一、Hive是什么

Hive是基于Hadoop的一个数据仓库工具(离线)，可以将结构化的数据文件映射为一张数据库表，并提供类SQL查询功能。，它能接收用户输入的sql语句，然后把它翻译成mapreduce程序对HDFS上的数据进行查询、运算，并返回结果，或将结果存入HDFS。

要点：HIVE利用HDFS来存储数据文件；利用MAPREDUCE来做数据分析运算；利用SQL来为用户提供查询接口；

二、Hive的安装及配置

1.1.用内嵌derby作为元数据库

（1）安装hive的机器上应该有HADOOP环境（安装目录，HADOOP_HOME环境变量）；（2）直接解压一个hive安装包即可此时，安装的这个hive实例使用其内嵌的derby数据库作为记录元数据的数据库此模式不便于使用。

1.2.将mysql作为元数据库

以lunix安装为例：（1）上传mysql安装包；（2）解压；（3）安装mysql的server包；（4）安装mysql的客户端r包；（5）启动mysql的服务；（6）修改初始密码；（7）测试。注意点：要让mysql可以远程登录访问

2.修改hive的配置文件

修改hive-site.xml配置文件：

<name>javax.jdo.option.ConnectionURL</name>

<value>jdbc:mysql://master:3306/hive?createDatabaseIfNotExist=true</value>

</property>

<name>javax.jdo.option.ConnectionDriverName</name>

<value>com.mysql.jdbc.Driver</value>

</property>

<name>javax.jdo.option.ConnectionUserName</name>

</property>

<name>javax.jdo.option.ConnectionPassword</name>

</property>

</configuration>

3.上传一个mysql的驱动jar包到hive的安装目录的lib中

4.配置HIVE_HOME到系统环境变量中：/etc/profile

5.source /etc/profile

6.hive启动

三、启动Hive的三种方式

1.启动一个hive交互式查询shell

bin/hive

hive>

2.启动hive的网络服务，然后通过一个客户端beeline去连接服务进行查询

启动服务： bin/hiveserver2

启动客户端去连接hive服务： bin/beeline -u jdbc:hive2://slave2:10000 -n root

3.启动hive以一个脚本的方式

当有大量的hive查询任务时使用脚本化运行机制效率较高，该机制的核心点是：hive可以用一次性命令的方式来执行给定的hql语句。示例如下：

vi t_t.sh

#!/bin/bash

hive -e "insert into table t_max select id,max(age) from t_1 group by gender'"

hive -e 'create table t_sum as select id,sum(amount) from t_1 group by id'

四、Hive建库建表与数据导入(DDL)

1、建库：create database hello; 库目录：/user/hive/warehouse/hello.db

hive中有一个默认的库：库名： default 库目录：/user/hive/warehouse

2、建表：

内部表：表目录按照hive的规范来部署，位于hive的仓库目录/user/hive/warehouse中

create table t1(id int,name string,age int)

row format delimited fields terminated by ',';

外部表：表目录由建表用户自己指定

create external table t2(id int,name string,age int)

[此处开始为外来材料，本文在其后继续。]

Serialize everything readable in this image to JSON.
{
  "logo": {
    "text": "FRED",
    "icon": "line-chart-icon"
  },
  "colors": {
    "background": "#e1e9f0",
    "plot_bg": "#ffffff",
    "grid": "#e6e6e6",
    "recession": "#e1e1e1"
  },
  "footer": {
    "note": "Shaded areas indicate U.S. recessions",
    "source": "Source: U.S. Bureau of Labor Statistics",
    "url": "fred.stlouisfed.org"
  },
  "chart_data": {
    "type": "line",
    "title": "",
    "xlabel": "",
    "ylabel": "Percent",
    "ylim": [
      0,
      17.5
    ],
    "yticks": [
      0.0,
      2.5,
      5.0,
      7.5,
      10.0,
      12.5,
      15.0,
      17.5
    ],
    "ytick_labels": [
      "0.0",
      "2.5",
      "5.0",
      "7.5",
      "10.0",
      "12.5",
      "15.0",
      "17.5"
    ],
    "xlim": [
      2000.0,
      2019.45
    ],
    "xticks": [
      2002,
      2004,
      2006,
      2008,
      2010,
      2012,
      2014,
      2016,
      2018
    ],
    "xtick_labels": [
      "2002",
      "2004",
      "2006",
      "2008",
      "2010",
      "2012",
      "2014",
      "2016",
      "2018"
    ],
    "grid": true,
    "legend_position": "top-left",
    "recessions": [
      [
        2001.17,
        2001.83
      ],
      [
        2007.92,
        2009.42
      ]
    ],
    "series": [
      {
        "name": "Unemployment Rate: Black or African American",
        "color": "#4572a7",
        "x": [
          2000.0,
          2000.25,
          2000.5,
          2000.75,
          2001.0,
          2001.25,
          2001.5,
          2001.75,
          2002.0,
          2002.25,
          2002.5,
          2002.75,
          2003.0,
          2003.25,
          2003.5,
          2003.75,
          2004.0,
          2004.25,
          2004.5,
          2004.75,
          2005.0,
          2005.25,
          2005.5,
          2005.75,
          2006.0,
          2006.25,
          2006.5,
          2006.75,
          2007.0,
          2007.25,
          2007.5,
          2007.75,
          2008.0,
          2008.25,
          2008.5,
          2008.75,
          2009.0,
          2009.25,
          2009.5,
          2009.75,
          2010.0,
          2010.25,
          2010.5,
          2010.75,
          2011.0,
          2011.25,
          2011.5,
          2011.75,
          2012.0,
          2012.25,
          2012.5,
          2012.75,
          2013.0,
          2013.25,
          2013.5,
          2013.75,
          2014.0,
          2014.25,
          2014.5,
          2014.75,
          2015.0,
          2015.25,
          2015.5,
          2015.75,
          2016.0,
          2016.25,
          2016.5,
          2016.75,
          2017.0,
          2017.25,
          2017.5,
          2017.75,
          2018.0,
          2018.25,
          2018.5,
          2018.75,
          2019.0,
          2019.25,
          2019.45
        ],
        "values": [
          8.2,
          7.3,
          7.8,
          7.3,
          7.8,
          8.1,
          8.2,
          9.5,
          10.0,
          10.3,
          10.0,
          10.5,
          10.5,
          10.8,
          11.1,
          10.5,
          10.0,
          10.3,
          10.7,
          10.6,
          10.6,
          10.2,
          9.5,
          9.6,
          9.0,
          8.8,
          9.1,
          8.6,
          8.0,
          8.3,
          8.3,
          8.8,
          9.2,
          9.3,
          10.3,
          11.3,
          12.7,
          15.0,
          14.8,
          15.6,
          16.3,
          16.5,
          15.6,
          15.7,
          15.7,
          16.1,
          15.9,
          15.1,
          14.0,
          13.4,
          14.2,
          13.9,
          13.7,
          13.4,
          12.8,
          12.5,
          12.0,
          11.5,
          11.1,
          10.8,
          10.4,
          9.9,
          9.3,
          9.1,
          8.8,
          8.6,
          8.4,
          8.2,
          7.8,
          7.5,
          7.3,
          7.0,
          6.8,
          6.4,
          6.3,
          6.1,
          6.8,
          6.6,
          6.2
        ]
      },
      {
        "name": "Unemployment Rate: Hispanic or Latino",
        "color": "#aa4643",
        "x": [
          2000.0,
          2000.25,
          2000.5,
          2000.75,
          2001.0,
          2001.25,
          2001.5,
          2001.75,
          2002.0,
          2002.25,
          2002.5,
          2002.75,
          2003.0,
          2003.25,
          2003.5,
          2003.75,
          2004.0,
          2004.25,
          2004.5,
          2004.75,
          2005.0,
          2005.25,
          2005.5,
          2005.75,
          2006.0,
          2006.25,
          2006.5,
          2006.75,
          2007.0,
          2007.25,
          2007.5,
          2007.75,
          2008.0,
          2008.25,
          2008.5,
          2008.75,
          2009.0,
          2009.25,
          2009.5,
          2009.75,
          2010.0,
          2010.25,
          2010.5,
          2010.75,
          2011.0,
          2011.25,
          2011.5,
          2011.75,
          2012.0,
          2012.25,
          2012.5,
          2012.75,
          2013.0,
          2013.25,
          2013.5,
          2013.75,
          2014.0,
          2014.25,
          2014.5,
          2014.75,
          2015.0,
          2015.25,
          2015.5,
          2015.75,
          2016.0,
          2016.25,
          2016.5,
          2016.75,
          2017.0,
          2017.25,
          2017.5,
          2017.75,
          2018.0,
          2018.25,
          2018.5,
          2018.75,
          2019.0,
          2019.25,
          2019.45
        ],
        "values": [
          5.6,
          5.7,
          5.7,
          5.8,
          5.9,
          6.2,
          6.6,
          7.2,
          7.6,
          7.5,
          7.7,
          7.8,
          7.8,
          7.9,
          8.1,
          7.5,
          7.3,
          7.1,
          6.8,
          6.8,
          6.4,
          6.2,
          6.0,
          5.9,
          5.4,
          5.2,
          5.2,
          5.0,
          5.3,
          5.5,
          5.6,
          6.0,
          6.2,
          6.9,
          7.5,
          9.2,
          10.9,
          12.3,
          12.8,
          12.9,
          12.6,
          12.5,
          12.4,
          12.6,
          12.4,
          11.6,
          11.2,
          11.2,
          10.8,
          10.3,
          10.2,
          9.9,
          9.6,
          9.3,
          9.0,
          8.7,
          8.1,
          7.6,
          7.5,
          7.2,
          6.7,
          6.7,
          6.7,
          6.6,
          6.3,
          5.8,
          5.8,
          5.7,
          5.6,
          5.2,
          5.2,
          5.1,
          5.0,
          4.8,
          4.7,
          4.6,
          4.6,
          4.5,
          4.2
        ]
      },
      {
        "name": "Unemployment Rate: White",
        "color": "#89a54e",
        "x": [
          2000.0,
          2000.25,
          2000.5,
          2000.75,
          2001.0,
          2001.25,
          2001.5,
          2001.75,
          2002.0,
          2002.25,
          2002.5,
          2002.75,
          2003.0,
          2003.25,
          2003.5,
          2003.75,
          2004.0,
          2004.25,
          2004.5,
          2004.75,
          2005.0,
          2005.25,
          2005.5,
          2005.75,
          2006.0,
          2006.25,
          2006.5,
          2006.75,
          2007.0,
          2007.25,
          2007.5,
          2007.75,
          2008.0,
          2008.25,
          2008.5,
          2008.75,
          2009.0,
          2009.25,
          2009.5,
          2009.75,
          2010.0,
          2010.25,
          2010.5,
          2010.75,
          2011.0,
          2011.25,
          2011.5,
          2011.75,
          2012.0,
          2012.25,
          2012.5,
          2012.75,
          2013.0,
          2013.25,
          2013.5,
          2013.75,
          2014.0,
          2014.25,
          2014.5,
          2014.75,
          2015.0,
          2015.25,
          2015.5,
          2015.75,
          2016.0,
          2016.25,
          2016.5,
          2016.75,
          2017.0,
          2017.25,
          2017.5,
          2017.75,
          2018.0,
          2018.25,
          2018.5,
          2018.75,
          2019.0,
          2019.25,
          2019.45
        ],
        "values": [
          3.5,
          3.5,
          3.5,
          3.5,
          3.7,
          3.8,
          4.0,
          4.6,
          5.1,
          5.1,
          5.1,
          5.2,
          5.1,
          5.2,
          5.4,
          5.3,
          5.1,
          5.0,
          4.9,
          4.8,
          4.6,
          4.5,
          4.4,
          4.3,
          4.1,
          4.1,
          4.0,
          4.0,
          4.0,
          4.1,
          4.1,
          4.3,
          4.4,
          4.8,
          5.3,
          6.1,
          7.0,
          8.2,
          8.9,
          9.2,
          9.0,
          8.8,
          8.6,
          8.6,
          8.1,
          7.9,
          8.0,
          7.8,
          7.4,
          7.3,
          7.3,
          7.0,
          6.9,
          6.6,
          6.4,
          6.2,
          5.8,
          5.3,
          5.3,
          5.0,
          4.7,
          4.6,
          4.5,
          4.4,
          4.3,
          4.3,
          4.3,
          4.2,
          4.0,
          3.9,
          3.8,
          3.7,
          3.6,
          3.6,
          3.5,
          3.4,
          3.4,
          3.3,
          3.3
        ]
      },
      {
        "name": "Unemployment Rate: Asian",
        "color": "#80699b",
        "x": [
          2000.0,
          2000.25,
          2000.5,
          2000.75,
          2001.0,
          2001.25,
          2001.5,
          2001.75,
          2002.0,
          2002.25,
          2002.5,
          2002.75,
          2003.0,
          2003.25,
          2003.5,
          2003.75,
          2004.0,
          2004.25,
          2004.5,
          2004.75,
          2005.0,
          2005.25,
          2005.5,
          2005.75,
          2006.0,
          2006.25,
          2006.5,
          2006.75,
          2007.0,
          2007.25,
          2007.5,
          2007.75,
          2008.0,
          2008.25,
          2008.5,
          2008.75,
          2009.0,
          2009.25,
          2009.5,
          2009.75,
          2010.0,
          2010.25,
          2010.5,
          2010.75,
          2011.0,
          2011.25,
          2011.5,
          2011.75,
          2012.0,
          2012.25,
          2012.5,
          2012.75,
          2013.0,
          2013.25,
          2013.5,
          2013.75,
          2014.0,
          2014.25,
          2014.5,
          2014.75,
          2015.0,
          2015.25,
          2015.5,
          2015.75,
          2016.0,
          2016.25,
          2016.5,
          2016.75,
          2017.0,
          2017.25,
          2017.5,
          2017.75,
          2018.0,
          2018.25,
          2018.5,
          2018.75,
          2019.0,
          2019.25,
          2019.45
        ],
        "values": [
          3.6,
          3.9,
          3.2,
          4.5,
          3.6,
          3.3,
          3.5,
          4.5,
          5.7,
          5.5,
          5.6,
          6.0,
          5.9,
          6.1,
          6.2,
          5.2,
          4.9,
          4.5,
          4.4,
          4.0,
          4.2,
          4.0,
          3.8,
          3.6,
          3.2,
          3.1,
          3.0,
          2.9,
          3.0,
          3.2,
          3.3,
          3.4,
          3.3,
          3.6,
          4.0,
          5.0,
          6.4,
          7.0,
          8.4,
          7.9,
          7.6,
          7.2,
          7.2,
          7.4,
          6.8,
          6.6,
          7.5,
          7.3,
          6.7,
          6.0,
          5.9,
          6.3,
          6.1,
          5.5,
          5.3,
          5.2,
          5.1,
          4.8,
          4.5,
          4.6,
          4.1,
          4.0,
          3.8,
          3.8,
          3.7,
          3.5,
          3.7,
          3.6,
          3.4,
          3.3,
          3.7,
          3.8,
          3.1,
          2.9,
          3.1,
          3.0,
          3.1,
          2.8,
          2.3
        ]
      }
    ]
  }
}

row format delimited fields terminated by ','

location ‘/xx/xx/’;

注意：drop内部表时，表目录会被删除，表的元数据也会被删除

drop外部表时，是表目录还在，但表的元数据会被删除

3、删除表

drop table t1;

4、导入数据到表中

实际上，只要把数据文件放入表目录即可 hadoop fs -put ......

hive命令：

如果文件在hive的本地磁盘： load data local inpath ‘/home/t_t.dat’ into table t1;

如果文件在hdfs上：load data inpath ‘/t_t.dat’ into table t1;

提醒：hive不会对用户所导入的数据做任何的检查和约束

5、修改表的定义

修改表名：alter table table_name rename to new_table_name

alter table t1 rename to t2;

修改字段名、字段类型：alter table table_name change [column] col_old_name col_new_name column_type [commentcol_comment] [first|(after column_name)]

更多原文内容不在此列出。